An unusual ‘sunken courtyard’ house has been completed by Swiss-Australian studio architecture GESTALTEN. The house is located in Elsternwick, an inner city suburb of Melbourne. The double story building -- with one level sunken below the ground -- was erected on a tiny site of 10 x 15 meters. It only rises one story above ground level to fit in with planning controls in the otherwise low-lying neighborhood.
Given the local council’s extensive town planning regulations, the brief, and the site circumstances, the architect’s idea is based on the unusual kind of sunken courtyard, a below ground construction originally developed in China and closely related to the tradition of ancient cave dwellings of four thousand years ago.
Letting in Light
In the new house, every room, with windows from floor to ceiling, faces the sunken courtyard, a bold creation that connects space and brings light into the home.
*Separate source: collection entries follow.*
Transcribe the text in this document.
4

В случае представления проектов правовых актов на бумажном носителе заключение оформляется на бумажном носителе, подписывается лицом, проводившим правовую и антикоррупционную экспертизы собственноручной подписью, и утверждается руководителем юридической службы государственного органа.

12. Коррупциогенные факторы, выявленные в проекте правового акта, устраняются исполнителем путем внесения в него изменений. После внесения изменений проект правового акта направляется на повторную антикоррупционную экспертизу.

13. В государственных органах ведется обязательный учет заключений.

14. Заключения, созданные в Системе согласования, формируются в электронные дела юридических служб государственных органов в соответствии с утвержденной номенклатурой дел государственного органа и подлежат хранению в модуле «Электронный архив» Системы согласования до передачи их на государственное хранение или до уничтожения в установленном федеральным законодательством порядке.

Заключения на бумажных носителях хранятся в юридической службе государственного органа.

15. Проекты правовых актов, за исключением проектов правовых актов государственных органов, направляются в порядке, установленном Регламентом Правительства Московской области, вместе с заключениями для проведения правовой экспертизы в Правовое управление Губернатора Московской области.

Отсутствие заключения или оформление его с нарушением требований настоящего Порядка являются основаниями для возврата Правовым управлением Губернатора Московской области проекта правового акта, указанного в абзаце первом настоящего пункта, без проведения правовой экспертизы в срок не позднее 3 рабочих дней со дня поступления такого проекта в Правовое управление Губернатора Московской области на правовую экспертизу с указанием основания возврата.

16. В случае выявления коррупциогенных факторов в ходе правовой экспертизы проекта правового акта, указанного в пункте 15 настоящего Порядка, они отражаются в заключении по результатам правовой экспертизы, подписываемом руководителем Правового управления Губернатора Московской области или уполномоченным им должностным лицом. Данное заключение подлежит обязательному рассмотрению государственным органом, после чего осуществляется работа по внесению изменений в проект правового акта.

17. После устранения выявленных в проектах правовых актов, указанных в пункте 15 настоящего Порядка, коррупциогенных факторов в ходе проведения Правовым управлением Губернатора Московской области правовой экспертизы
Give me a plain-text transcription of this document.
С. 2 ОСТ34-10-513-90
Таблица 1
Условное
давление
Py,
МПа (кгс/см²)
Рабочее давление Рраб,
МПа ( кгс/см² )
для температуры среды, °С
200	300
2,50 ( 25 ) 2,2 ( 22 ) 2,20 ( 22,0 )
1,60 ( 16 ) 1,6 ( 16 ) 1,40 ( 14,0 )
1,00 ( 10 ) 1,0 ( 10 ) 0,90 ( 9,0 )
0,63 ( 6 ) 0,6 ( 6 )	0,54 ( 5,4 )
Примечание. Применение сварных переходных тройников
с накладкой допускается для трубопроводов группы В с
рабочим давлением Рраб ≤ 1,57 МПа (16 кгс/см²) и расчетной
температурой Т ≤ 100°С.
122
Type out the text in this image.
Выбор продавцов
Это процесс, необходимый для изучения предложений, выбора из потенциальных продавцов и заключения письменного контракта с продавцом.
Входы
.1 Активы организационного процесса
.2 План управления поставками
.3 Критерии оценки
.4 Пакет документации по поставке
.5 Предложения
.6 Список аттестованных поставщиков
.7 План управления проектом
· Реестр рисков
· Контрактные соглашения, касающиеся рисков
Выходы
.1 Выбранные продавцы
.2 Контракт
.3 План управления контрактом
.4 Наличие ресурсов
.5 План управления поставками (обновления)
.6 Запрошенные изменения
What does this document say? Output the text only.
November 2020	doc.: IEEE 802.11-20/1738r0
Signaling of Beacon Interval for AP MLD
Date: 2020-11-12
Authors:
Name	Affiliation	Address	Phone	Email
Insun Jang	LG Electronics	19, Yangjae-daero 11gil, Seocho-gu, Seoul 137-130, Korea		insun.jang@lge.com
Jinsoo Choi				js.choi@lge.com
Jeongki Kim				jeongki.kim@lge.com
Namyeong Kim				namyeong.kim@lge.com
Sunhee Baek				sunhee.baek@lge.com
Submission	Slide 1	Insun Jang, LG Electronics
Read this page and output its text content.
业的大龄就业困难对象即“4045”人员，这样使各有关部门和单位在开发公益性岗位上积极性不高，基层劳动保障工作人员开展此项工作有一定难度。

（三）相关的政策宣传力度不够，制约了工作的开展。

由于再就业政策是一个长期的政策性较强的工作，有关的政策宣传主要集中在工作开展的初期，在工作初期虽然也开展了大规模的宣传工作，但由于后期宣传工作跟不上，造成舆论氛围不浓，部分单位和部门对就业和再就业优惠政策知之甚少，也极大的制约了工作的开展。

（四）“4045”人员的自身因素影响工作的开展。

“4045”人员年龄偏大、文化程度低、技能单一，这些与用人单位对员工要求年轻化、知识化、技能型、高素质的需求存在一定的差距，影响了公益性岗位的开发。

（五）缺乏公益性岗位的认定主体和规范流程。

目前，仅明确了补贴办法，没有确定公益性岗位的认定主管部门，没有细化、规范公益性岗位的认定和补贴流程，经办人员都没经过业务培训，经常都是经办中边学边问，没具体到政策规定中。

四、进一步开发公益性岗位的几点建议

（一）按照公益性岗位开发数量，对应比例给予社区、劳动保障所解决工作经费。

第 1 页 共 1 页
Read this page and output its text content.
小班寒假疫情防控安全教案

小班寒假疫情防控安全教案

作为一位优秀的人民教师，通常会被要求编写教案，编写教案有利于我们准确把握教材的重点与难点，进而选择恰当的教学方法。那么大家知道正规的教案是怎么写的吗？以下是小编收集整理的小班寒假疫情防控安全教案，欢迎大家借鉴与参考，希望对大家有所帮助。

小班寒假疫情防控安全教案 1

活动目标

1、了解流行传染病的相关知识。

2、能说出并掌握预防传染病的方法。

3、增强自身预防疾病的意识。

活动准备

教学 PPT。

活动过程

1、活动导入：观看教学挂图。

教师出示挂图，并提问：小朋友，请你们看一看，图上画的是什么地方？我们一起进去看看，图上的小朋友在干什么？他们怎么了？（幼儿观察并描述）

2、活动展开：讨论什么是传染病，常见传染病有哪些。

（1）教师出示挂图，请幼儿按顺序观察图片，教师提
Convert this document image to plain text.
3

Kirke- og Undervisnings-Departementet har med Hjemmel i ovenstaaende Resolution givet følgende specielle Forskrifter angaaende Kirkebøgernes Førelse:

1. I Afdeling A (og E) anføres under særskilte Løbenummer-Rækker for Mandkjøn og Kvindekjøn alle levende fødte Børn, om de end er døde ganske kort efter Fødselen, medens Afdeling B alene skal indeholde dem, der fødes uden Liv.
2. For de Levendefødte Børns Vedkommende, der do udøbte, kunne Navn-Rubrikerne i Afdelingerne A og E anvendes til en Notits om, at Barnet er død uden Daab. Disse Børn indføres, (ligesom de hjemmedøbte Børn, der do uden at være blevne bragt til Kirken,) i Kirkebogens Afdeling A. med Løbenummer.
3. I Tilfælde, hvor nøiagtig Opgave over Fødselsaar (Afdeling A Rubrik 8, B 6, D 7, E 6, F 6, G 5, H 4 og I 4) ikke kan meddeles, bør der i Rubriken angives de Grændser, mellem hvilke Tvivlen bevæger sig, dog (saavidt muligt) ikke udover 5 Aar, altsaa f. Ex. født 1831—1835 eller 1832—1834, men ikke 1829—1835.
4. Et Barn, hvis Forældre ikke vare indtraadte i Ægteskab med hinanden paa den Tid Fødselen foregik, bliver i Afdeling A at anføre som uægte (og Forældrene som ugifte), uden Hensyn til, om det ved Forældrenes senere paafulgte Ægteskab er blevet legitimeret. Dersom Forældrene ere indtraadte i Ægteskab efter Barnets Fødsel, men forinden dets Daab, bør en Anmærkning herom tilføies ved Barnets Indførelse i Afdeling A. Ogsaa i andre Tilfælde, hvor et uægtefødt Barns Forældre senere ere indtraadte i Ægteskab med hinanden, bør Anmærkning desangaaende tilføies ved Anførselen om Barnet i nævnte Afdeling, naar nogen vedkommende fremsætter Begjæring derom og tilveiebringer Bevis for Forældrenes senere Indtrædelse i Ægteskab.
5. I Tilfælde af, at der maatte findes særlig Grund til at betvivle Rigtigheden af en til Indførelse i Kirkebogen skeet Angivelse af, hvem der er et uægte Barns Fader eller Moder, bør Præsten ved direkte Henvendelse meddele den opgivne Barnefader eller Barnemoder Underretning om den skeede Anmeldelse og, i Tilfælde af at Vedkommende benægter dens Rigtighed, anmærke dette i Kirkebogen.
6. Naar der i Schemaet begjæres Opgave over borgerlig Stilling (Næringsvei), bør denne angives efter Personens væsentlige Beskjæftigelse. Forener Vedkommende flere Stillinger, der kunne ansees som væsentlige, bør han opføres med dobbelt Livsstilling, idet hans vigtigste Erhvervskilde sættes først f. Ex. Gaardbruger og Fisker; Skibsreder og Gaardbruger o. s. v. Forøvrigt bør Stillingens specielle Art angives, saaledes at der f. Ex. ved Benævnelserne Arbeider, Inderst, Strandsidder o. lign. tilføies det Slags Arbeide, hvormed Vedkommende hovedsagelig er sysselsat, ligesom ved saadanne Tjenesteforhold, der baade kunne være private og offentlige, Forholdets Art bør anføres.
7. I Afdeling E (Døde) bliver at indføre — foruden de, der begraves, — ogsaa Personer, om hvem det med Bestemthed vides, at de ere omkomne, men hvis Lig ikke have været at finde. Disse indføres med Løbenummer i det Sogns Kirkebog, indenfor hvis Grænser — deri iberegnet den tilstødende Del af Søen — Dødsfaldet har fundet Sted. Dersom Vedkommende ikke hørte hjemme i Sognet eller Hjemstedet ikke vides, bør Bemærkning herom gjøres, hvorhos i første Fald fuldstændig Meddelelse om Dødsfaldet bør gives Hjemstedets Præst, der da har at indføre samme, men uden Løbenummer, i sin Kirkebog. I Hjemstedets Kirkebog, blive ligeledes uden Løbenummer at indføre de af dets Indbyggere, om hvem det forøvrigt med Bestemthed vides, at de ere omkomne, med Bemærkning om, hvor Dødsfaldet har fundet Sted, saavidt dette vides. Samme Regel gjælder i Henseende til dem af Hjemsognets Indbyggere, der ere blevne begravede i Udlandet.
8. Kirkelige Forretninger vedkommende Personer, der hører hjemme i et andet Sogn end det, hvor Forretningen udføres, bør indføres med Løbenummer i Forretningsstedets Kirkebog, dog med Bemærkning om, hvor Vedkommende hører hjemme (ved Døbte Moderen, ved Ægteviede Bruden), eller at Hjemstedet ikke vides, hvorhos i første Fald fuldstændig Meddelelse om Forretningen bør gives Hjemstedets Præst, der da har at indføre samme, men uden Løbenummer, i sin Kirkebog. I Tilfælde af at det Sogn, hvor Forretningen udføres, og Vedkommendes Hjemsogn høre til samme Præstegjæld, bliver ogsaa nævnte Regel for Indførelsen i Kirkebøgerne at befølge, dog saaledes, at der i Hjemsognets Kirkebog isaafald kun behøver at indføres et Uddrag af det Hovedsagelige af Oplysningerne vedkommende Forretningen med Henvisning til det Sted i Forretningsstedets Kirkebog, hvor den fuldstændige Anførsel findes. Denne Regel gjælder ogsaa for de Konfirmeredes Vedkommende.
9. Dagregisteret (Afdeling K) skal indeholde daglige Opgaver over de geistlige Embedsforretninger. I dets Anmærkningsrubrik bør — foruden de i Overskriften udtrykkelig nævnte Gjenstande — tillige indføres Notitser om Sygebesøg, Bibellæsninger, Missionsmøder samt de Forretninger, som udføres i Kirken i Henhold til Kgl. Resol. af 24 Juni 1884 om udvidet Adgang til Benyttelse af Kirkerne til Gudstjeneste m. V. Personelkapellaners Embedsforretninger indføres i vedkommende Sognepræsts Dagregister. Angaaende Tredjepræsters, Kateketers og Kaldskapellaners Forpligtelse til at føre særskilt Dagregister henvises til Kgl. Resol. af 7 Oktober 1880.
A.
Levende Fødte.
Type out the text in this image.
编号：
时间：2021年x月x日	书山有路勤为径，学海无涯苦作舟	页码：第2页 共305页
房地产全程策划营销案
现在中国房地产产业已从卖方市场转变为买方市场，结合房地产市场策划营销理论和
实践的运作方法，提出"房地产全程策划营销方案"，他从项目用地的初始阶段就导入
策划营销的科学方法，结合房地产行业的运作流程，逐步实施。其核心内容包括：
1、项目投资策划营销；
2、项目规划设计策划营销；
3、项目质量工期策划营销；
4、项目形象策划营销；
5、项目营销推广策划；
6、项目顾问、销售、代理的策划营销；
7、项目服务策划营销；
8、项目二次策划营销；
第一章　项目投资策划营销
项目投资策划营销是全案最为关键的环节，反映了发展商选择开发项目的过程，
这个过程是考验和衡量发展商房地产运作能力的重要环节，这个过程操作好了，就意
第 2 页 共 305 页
"The contemporary building is integrated into the surroundings, moving between preservation and re-formation by respecting the existing settings and built forms. Structure, form and materialization are in a reciprocal dialogue between context and architectural object"
Living in a Small Space
Maintaining a balance of durability, utility and aesthetic, the new house provides appropriate living in a small space. The ground floor is designed as an open floor plan combining the function of cooking and dining with living, the below ground level contains bedrooms, en-suite, laundry and bathroom.
Nature and Architecture
The sunken courtyard is conceived as another room where the amalgamation of external and internal space creates a unique room atmosphere, enabling interaction with nature and architecture.
Exceptional Architectural Response
We know that council planning regulations can be restrictive. Sometimes limiting creativity. But when a project like this comes along you realize there's no excuses. Even very restrictive planning controls can lead to exceptional, unique architectural responses.